On croit perdre du temps

Notes de résidence – Octobre 2010



On croit perdre du temps.
On fait un premier planning, un second. On commence à rencontrer des gens.
On attend. On reparle de ce que les gens demandent. On les revoie.


D’abord, entendre- D’abord marcher-


La première fois, François ne m’a pas demandé ce que j’allais faire, ce que j’allais faire faire à ses élèves, quand j’allais faire.
Pas de quand, pas de quoi.
D’abord, il m’a donné à voir son lycée, à « l’entendre ».
L’entendre, a-t-il dit.
J’ai senti que tout de suite, on était dans les choses. Dans la préparation, déjà. Autrement que par le contour.
Marcher, pour prendre la mesure de l’espace.
Sans le savoir, nos meilleures idées sont nées là : de sentir cet espace et d’entendre ces bruits. De prendre ce temps, de marche et de silence.
Prendre le temps du corps.


Savoir ne pas savoir


Puis François m’a parlé de sa façon, à lui, de mettre en route un travail. Sans chercher d’abord à savoir où allait prendre place le mien. Sans chercher à définir les endroits de rencontre, d’accord, de désaccord.
François m’a demandé d’entendre son chemin. Celui de son travail ici, au lycée, mais aussi celui, plus grand, des années d’avant qui conduisent au temps de maintenant.
L’exigence appelle l’exigence.
Quand j’ai parlé de ce que j’apporterais, c’était de plus loin que juste ces moments, ici.

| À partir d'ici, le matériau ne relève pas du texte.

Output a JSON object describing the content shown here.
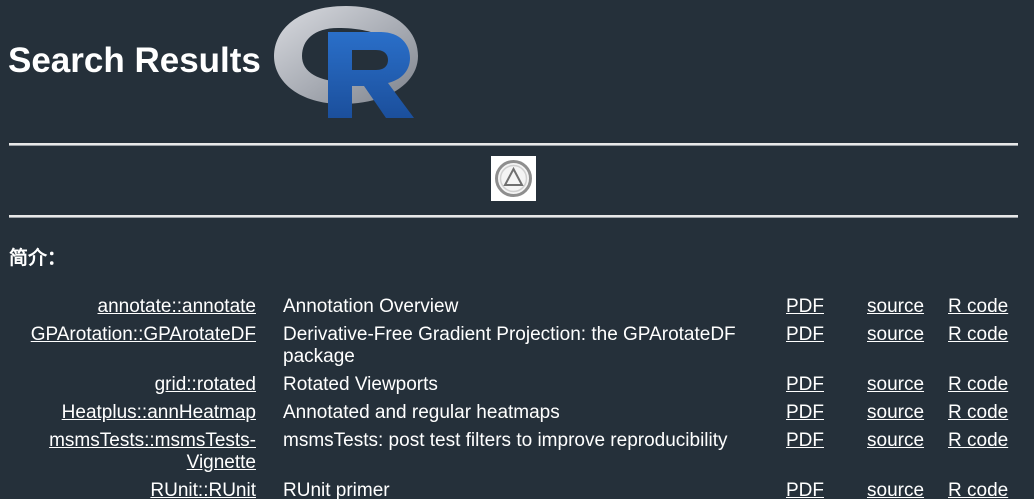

A la fin de ce premier moment, nous ne savions pas.
Ne pas savoir. Constitutif d’une avancée dans le travail.
Nous ne savions pas par quel moyen, par quelle première proposition, par quels mots les choses commenceraient.

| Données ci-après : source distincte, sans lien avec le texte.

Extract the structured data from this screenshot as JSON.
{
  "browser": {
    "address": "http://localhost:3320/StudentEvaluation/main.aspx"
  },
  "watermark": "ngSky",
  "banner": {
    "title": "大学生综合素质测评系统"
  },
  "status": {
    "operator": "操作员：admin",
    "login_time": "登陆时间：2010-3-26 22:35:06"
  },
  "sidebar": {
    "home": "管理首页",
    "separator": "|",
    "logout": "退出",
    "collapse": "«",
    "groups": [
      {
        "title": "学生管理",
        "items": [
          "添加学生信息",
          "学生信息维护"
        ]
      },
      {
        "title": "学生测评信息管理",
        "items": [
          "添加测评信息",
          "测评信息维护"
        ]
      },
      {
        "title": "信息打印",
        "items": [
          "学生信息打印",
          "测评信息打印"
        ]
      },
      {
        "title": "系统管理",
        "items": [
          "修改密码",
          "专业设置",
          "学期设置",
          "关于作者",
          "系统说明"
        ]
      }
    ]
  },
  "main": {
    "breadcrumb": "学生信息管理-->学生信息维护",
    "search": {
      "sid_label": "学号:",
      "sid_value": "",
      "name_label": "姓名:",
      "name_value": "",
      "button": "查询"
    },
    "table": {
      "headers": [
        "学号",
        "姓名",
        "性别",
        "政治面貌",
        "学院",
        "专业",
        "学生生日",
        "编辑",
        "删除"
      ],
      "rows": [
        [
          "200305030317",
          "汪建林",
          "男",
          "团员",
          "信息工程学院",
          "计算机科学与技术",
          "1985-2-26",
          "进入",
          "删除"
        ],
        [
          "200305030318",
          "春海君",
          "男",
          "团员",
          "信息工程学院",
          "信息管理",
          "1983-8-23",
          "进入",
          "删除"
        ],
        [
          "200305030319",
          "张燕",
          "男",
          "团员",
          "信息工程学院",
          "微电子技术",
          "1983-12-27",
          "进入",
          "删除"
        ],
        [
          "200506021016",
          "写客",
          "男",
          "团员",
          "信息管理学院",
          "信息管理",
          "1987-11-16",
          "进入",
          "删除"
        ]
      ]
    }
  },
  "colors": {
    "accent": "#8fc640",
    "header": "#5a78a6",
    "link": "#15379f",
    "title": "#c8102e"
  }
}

Mais nous savions que l’on avancerait par le travail du corps.
Nous savions que je nourrirais le travail de fragments de mon texte en cours d’écriture.
Nous savions que les mots viendraient de ce travail, que les mots seraient entendus, éprouvés, réécrits à la mesure du travail théâtral.
Nous savions les choses en mouvement.


Bruit et silence


A la seconde rencontre, le « comment » est apparu.
D’avoir su attendre, d’avoir su ne pas chercher à le définir d’emblée, il en sort plus profond. Plus juste.
Nous savons qu’au-delà des scènes de combat, des scènes de collège, qu’au-delà des mots du texte, il est question de ne pas entendre. De n’avoir pas été entendu. De ne pas savoir ce que sait l’autre ; ce que tait l’autre.
Nous savons que notre centre, c’est la confrontation du bruit et du silence.
En même temps, dans cette certitude, nous savons aussi que c’est là, clairement, le cœur du texte. Que peut-être, là où je me demandais, encore, ce que sait, ce que ne sait pas la mère, soudain, nous entendons qu’elle sait. Nous entendons qu’elle tait.
Ceci rend nécessaire une nouvelle scène. Celle de la confrontation. Celle de l’affrontement.
Par l’écoute, par la lecture, par le silence dans lequel laisser grandir le texte, par le jeu, du corps, de l’espace, de soi, le texte se re-joue.

La critique s’exerce par le travail du corps. Le jugement émerge de la confrontation au mouvement.